Compte rendu d’un fait divers ordinaire : Les recours juridiques sont épuisés. On leur demande de quitter leur logement et le territoire. Mais comment des apatrides peuvent-ils retourner dans leur pays ? Dans quel Pays aller ?
La communauté yézédie, rejetée et parfois persécutée, s’est disséminée dans le monde. Partout, on les considère comme des étrangers.

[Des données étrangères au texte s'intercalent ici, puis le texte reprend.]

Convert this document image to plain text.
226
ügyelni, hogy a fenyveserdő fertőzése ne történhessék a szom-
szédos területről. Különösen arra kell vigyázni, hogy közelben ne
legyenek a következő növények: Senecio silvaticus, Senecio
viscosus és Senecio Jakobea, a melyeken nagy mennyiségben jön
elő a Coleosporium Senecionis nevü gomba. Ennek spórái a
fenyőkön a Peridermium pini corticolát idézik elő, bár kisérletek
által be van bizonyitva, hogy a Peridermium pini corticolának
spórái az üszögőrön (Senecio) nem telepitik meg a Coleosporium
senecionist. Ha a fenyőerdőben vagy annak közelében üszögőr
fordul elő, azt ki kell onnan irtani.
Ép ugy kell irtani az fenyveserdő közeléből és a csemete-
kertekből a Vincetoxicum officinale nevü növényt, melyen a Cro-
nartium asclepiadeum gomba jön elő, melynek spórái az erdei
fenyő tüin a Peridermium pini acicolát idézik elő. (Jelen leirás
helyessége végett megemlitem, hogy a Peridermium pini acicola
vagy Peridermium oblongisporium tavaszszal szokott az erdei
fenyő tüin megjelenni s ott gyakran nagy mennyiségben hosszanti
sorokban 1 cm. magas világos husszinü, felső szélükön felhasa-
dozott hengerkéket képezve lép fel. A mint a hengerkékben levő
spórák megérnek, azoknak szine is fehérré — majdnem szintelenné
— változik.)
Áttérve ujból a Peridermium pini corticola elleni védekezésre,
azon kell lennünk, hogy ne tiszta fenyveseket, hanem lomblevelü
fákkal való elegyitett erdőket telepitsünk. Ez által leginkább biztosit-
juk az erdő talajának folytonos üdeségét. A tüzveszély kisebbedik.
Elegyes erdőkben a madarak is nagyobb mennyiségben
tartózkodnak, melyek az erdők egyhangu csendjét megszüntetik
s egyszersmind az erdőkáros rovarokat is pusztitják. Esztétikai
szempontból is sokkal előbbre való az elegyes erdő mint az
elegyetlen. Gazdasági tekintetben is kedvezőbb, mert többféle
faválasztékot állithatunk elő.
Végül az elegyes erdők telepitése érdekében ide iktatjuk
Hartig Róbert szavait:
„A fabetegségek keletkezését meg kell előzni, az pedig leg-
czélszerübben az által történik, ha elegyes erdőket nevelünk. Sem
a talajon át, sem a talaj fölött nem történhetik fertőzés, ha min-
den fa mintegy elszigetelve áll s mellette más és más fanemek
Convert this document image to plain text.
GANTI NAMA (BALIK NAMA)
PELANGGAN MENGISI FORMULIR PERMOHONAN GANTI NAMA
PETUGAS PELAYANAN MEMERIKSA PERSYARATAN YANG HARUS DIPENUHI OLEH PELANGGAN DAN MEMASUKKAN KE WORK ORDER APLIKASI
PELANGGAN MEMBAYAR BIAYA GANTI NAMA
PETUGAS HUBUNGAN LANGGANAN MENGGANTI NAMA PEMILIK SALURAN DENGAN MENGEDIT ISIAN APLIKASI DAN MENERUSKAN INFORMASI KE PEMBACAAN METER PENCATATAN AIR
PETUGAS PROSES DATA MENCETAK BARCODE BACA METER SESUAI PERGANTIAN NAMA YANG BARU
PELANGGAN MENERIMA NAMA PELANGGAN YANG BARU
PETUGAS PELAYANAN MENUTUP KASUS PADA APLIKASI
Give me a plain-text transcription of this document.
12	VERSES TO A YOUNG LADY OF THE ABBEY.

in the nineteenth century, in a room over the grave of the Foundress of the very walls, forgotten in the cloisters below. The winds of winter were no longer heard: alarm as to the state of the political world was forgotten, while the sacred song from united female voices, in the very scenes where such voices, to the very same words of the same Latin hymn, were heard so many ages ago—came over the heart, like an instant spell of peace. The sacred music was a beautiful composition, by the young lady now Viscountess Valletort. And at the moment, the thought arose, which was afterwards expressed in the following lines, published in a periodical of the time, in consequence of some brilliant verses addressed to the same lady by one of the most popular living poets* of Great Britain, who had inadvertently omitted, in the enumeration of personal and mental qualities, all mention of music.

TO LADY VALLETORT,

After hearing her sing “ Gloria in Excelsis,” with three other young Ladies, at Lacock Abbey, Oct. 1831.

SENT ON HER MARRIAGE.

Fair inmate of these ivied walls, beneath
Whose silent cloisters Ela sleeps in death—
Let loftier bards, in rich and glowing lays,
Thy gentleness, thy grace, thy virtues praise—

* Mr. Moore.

Trois familles orléanaises sont priées de quitter leur logement, et le territoire.
Les époux Avdoian et leurs deux filles de 5 et 9 ans sont arrivés d’Ukraine en 2011. Accompagnés jusqu’à maintenant par le Cada (centre d’accueil de demandeurs d’asiles), ils sont logés dans le quartier de La Source, à Orléans.
Persécutés à cause de leur religion
Ils ont fui la guerre et un pays où, en raison de leur religion, ils sont considérés comme des étrangers. Les parents du mari, Zoro Avdoian, ont fait de même. Les ennuis de Benik, le père, contremaître pendant des années dans une usine, avaient débuté lorsque ses collègues avaient appris qu’il est yézidi. Ils vivent, aujourd’hui, à Châteaudun (Eure-et-Loir).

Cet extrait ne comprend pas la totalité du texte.